Eindelyk sprak het meisje: | |
[pagina 257]
| |
‘Ik heb u lief, Telasco, en u Kusco, heb ik lief. Ik kàn niet kiezen, zoo waar ik eene dochter ben van het licht. Myne hand beeft zoodra gy me aanraakt, o Kusco, maar Telasco, ze trilt evenzeer als zy den druk voelt van uwe hand. Myn hart siddert by de gevaren des oorlogs, als ik weet dat gy beiden vooraan staat in de reien der kinderen van de zon, en ik kàn niet beslissen hoe ik den pyl richten zou, die bestemd was één uwer te treffen... als ik veroordeeld was die richting te bepalen. Als ik uw gezang hoor, o Kusco, dan voel ik al 't wee en al de zaligheid van 'n liefde die my oneindig schynt, maar toch is er in myn hart plaats voor 'n alles verterenden gloed, by 't inzuigen der goddelyke tonen uwer muziek, o Telasco, als zy de woorden van Kusco begeleidt.

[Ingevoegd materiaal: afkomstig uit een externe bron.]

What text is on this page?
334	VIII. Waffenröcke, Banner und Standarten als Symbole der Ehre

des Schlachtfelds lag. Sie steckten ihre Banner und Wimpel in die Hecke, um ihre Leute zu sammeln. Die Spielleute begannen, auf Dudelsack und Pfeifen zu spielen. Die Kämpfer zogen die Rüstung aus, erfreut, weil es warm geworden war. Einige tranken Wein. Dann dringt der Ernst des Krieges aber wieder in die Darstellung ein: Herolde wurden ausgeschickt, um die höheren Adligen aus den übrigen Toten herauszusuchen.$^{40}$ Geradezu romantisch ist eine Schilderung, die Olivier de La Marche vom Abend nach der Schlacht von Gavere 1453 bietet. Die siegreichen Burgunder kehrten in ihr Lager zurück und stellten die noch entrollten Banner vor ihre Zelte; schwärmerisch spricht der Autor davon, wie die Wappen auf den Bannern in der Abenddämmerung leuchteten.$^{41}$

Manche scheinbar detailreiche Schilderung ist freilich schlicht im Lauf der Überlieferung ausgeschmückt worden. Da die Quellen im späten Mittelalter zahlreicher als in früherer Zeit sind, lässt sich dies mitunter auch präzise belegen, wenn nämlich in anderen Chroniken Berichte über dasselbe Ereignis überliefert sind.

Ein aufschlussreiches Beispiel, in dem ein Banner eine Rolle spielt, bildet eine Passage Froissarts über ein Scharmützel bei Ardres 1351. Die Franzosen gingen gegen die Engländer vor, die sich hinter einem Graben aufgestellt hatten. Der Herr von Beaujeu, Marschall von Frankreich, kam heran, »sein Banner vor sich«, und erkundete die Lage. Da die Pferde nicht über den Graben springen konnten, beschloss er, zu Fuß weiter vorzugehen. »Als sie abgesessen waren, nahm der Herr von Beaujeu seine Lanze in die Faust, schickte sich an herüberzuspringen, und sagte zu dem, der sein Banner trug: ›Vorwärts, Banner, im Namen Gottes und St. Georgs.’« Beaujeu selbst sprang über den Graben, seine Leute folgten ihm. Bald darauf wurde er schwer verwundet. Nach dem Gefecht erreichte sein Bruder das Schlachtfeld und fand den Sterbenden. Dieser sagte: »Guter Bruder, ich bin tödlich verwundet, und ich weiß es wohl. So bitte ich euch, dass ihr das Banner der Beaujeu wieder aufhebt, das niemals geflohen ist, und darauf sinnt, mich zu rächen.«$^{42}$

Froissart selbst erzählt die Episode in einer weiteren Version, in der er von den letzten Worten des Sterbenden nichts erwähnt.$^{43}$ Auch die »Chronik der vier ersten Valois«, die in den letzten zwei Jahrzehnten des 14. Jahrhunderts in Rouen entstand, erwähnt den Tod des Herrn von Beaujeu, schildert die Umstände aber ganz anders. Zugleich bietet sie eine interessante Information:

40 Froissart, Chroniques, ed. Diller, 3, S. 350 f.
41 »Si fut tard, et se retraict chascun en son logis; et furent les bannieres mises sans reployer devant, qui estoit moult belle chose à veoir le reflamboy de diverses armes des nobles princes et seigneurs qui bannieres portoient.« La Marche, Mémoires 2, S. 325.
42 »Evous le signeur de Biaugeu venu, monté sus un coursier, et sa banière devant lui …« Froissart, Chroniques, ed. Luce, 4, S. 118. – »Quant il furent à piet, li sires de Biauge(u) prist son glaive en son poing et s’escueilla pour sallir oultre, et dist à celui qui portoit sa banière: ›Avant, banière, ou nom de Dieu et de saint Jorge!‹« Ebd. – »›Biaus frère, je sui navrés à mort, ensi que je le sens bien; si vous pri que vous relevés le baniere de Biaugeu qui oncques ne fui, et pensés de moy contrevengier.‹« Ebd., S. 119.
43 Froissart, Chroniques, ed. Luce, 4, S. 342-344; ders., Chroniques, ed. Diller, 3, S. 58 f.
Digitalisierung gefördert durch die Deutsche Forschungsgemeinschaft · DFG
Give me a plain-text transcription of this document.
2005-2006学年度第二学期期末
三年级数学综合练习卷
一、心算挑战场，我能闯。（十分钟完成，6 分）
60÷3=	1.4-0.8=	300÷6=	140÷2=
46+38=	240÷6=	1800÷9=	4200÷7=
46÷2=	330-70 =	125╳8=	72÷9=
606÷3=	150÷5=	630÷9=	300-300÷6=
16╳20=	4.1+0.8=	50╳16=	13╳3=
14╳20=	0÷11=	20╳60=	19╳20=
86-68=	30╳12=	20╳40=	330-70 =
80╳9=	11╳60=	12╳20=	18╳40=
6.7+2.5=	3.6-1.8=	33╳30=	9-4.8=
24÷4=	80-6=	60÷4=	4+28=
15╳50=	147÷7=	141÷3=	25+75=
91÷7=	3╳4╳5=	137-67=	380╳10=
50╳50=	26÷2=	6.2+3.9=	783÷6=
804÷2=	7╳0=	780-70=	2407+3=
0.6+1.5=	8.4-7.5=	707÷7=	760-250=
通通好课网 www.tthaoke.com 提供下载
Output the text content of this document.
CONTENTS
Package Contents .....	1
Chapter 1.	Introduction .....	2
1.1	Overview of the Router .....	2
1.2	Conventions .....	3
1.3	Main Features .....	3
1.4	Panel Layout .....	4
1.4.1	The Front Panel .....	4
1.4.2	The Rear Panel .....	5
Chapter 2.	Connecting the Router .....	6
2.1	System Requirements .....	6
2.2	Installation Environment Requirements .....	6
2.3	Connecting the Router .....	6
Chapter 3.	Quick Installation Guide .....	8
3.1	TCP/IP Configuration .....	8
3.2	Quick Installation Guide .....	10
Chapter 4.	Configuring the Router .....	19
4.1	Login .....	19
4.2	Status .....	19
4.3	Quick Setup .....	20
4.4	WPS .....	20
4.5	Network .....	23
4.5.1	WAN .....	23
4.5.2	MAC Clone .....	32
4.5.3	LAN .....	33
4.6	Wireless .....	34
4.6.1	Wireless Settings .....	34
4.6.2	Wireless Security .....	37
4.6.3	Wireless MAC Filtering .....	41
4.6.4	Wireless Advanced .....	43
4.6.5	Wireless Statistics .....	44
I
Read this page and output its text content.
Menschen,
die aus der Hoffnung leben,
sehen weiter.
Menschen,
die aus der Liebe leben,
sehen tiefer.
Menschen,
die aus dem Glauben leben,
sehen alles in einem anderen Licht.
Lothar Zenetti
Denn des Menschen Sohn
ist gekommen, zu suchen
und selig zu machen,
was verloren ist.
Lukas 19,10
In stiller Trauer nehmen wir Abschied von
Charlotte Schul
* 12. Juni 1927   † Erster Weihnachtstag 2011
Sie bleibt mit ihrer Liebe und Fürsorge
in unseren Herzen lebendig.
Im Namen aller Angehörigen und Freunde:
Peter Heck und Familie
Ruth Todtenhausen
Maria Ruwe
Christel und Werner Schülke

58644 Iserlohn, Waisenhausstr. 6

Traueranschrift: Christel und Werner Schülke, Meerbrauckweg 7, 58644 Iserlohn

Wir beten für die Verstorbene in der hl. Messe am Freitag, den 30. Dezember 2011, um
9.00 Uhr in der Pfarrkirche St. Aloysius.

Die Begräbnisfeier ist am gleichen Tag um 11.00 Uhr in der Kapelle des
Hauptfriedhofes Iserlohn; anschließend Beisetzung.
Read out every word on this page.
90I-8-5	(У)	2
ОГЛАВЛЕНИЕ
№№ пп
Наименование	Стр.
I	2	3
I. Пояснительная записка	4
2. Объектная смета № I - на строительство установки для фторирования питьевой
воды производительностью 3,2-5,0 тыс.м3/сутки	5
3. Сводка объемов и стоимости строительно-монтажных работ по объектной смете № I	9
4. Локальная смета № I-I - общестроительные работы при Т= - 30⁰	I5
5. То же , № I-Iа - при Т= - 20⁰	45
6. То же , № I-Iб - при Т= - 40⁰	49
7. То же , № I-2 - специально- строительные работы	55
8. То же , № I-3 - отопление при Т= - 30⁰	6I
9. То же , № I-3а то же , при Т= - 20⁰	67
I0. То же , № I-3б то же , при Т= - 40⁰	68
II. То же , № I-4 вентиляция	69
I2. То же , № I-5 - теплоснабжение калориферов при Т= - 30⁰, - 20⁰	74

Myn ziel leeft door 't genieten van uw beider bestaan. Uw beider namen hoor ik roepen door den tortel in 't geboomte, door den wind als ze suist of buldert. Uw beider naam staat me in liefelyke kronkeling geschreven op de vlakte van 't meer, in rangschikking van kleur op de blaadjes der bloemen, in gloeiend schrift op de zon zelve, die vlekkelooze oorsprong van ons bestaan. En, Telasco, als ik neêrkniel naast den Inca, om met al de kinderen van Peru onzen god te bidden om zegen voor zyn land, dan was myn bede één zucht: uw naam! En, Kusco, by 't danken voor de zegeningen die de oorsprong van het licht schonk aan 't blinkend land van Peru, dankte ik, de dochter der Inca's, met dit ééne woord: Kusco! ‘Daarom, o edele broeders, laat me vry van keuze, ik kàn niet... ik kàn niet!’
Aldus sprak de dochter der zon.
Maar Telasco antwoordde: ‘De zon heeft gesproken, en gezegd dat gy kiezen zoudt, Aztalpa...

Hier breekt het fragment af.